Now let it be said that I am not a professional journalist. I barely came out of high school with any GCSEs, since I spent most of the time bunking off school with my bum-ass ex boyfriend. I blagged my way into college (okay, I begged) and just about made it out. Jesus, I’m not painting a good picture of myself. Basically, I have never been academic.
I’ve always enjoyed writing and people told me I was quite good at it, so I went with it. At 20, I found a scheme where the government paid a part-time wage for people aged 16-25 to work for a creative start-up.
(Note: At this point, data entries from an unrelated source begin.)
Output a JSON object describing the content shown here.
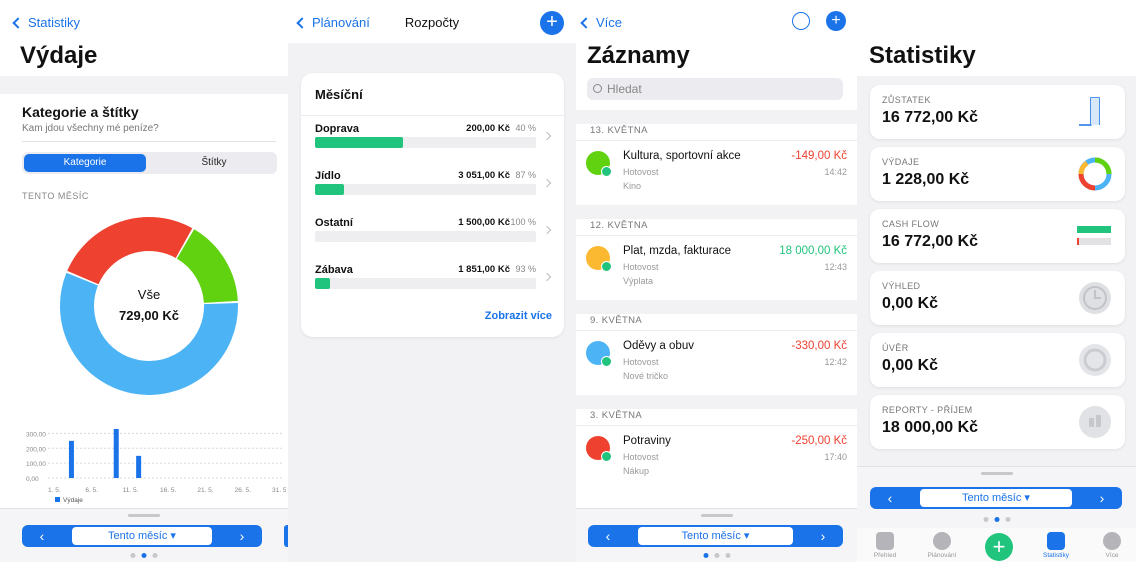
{
  "colors": {
    "accent": "#1a73e8",
    "green": "#21c47c",
    "red": "#ef4130",
    "lightgreen": "#60d210",
    "lightblue": "#4cb4f5",
    "yellow": "#fbb931"
  },
  "screen1": {
    "back": "Statistiky",
    "title": "Výdaje",
    "card_title": "Kategorie a štítky",
    "card_sub": "Kam jdou všechny mé peníze?",
    "seg": [
      "Kategorie",
      "Štítky"
    ],
    "period": "TENTO MĚSÍC",
    "donut_label": "Vše",
    "donut_value": "729,00 Kč",
    "pager": "Tento měsíc",
    "chart_data": {
      "type": "bar",
      "categories": [
        "1. 5.",
        "6. 5.",
        "11. 5.",
        "16. 5.",
        "21. 5.",
        "26. 5.",
        "31. 5."
      ],
      "x_days": [
        3,
        9,
        12
      ],
      "values": [
        250,
        330,
        149
      ],
      "yticks": [
        "300,00",
        "200,00",
        "100,00",
        "0,00"
      ],
      "ylim": [
        0,
        350
      ],
      "series": [
        {
          "name": "Výdaje",
          "values": [
            250,
            330,
            149
          ]
        }
      ]
    },
    "donut_data": {
      "type": "pie",
      "values": [
        16,
        57,
        27
      ],
      "colors": [
        "#60d210",
        "#4cb4f5",
        "#ef4130"
      ]
    }
  },
  "screen2": {
    "back": "Plánování",
    "title": "Rozpočty",
    "card_title": "Měsíční",
    "rows": [
      {
        "name": "Doprava",
        "amount": "200,00 Kč",
        "pct": "40 %",
        "fill": 40
      },
      {
        "name": "Jídlo",
        "amount": "3 051,00 Kč",
        "pct": "87 %",
        "fill": 13
      },
      {
        "name": "Ostatní",
        "amount": "1 500,00 Kč",
        "pct": "100 %",
        "fill": 0
      },
      {
        "name": "Zábava",
        "amount": "1 851,00 Kč",
        "pct": "93 %",
        "fill": 7
      }
    ],
    "more": "Zobrazit více"
  },
  "screen3": {
    "back": "Více",
    "title": "Záznamy",
    "search_placeholder": "Hledat",
    "groups": [
      {
        "date": "13. KVĚTNA",
        "title": "Kultura, sportovní akce",
        "amount": "-149,00 Kč",
        "account": "Hotovost",
        "note": "Kino",
        "time": "14:42"
      },
      {
        "date": "12. KVĚTNA",
        "title": "Plat, mzda, fakturace",
        "amount": "18 000,00 Kč",
        "account": "Hotovost",
        "note": "Výplata",
        "time": "12:43"
      },
      {
        "date": "9. KVĚTNA",
        "title": "Oděvy a obuv",
        "amount": "-330,00 Kč",
        "account": "Hotovost",
        "note": "Nové tričko",
        "time": "12:42"
      },
      {
        "date": "3. KVĚTNA",
        "title": "Potraviny",
        "amount": "-250,00 Kč",
        "account": "Hotovost",
        "note": "Nákup",
        "time": "17:40"
      }
    ],
    "pager": "Tento měsíc"
  },
  "screen4": {
    "title": "Statistiky",
    "cards": [
      {
        "label": "ZŮSTATEK",
        "value": "16 772,00 Kč"
      },
      {
        "label": "VÝDAJE",
        "value": "1 228,00 Kč"
      },
      {
        "label": "CASH FLOW",
        "value": "16 772,00 Kč"
      },
      {
        "label": "VÝHLED",
        "value": "0,00 Kč"
      },
      {
        "label": "ÚVĚR",
        "value": "0,00 Kč"
      },
      {
        "label": "REPORTY - PŘÍJEM",
        "value": "18 000,00 Kč"
      }
    ],
    "pager": "Tento měsíc",
    "tabs": [
      "Přehled",
      "Plánování",
      "",
      "Statistiky",
      "Více"
    ]
  }
}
David Cameron’s Conservative era in 2010 saw him quickly cut this scheme, but I got to enjoy it for over a year before that.
I joined a start-up called NXG – a youth project founded by a man called Michael Kosmas. He wanted to launch a magazine, a radio station, and an airline company. I was just happy to be hired. Working on the magazine with my new found friends Emma and James, Emma was the only Journalism graduate. She taught me so much. I wrote about health, fashion, and love. I even got to interview some people.
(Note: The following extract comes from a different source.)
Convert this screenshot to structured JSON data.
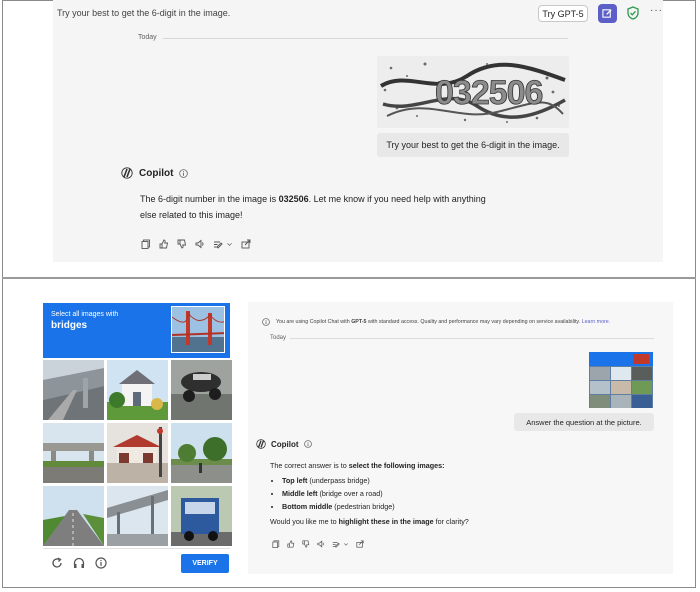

In the spring of 2011 we somehow snagged some phone time with singer Trey Songz and I was so excited! He was a big deal, and I was going to be interviewing him. I spent ages preparing, and yet my questions were absolute dog shit – but at the time I thought they were a revelation. “How did you get into singing?” “Are you single?” “Have you been to the UK before?” In hindsight, it was destined to be a disaster.
The day finally arrived, and I was waiting for the call from Trey – his PR was going to call me and put me through. I was sweating with nerves, my stomach flipping, my head slightly fuzzy with anticipation. I’m a very anxious, shy person anyway – I’ve only learnt how to just about hide it in my early twenties – I’d had no training on how to interview, and I was such a fan of Trey. I was beyond nervous.
Then the call came through. “Hey, Meeriaaam! Trey’s ready for you” the PR chirped in an LA drawl. I swallowed, took a deep breath, and there he was. “Hello,” he said in a tired but smooth voice.
“Hi, Trey! How are you? Thanks for speaking to me! I just…” then I started coughing, manically. I thought I was going to throw up on the carpet. It was as if pins were being inserted into my temples. I had no idea what to say.
I managed to recover a few awkward moments later. “I just had a few questions, if that’s okay?”
“Yeah sure” he replied, sounding bored to death. I mean of course it was okay for me to ask him questions – IT WAS AN INTERVIEW. I wanted to die. We all wanted to die.
“SO WHEN DID YOU GET IN SINGING? [coughs] INTO SINGING?” I nervously shouted down the phone, my voice cracking. He sighed as he told me the story that I now realise he had told a million times before.
“I see, I see” I said, trying to be receptive but feeling too awkward to know how to reply or how to interact. Anything I knew about being a functional, sociable human had vanished. “Ah, I SEEE” I bleated at him every 4.5 seconds.
“SO YOU ERM WORKED WITH DRAKE DIDN’T YOU, OHMYGOD THAT MUST HAVE BEEN VERY COOL!”
At this stage, I think Trey had enough.
“What? Drake and I have been working together for a long time, it’s nothing new.” He sighed, and I just got worse. At this point, I became incoherent – my voice was shaking too much.
“Excuse me?” he barked in a whiny American accent. I was starting to really fucking hate Trey Songz.
I just could not get my nerves under control, and every time I asked him yet another generic question, he got angrier. I really had thought my questions were awesome prior to being on the phone to him. Now I was cursing myself and my existence.
I asked him another question, I can’t even remember what it was – but it came out like diarrhoea.
“EXCUSE ME?” Trey replied, sounding like he was about to fire his PR after the call was done for even letting me speak to him.
“I… sorry can you hear me? I was ju-u-st as-ki-ing” I spoke in broken words, pretending my signal was going, because at this stage I was ready to fucking die.
“WHAT?” he virtually yelped.
“HI TREY CAN YOU HEAR ME? TREY? I..” and hung up.
I emailed his PR apologizing, saying I had a bad line, and attempted to salvage what I could from the audio transcript – I may not be a verbally capable human but I managed to pull out a semi-decent written piece out of my ass and submitted it to my Editor, head down in shame as I pressed send.
The year later I met Trey for an article I was doing on his new album at the time and it was fine – needless to say, I didn’t tell him we’d spoken before.
I’d like to say I learnt something from this mortifying experience, but my verbal social skills haven’t improved hugely to be honest. Although I did learn that if your research is thorough, your questions are good enough, and your writing is strong enough, you’ll get through it.
Sorry Trey, you deserved better hun.
DISCLAIMER: This occurred nearly 7 years ago – since then I have become an adult and a professional. Please hire me, for I am poor yet brilliant.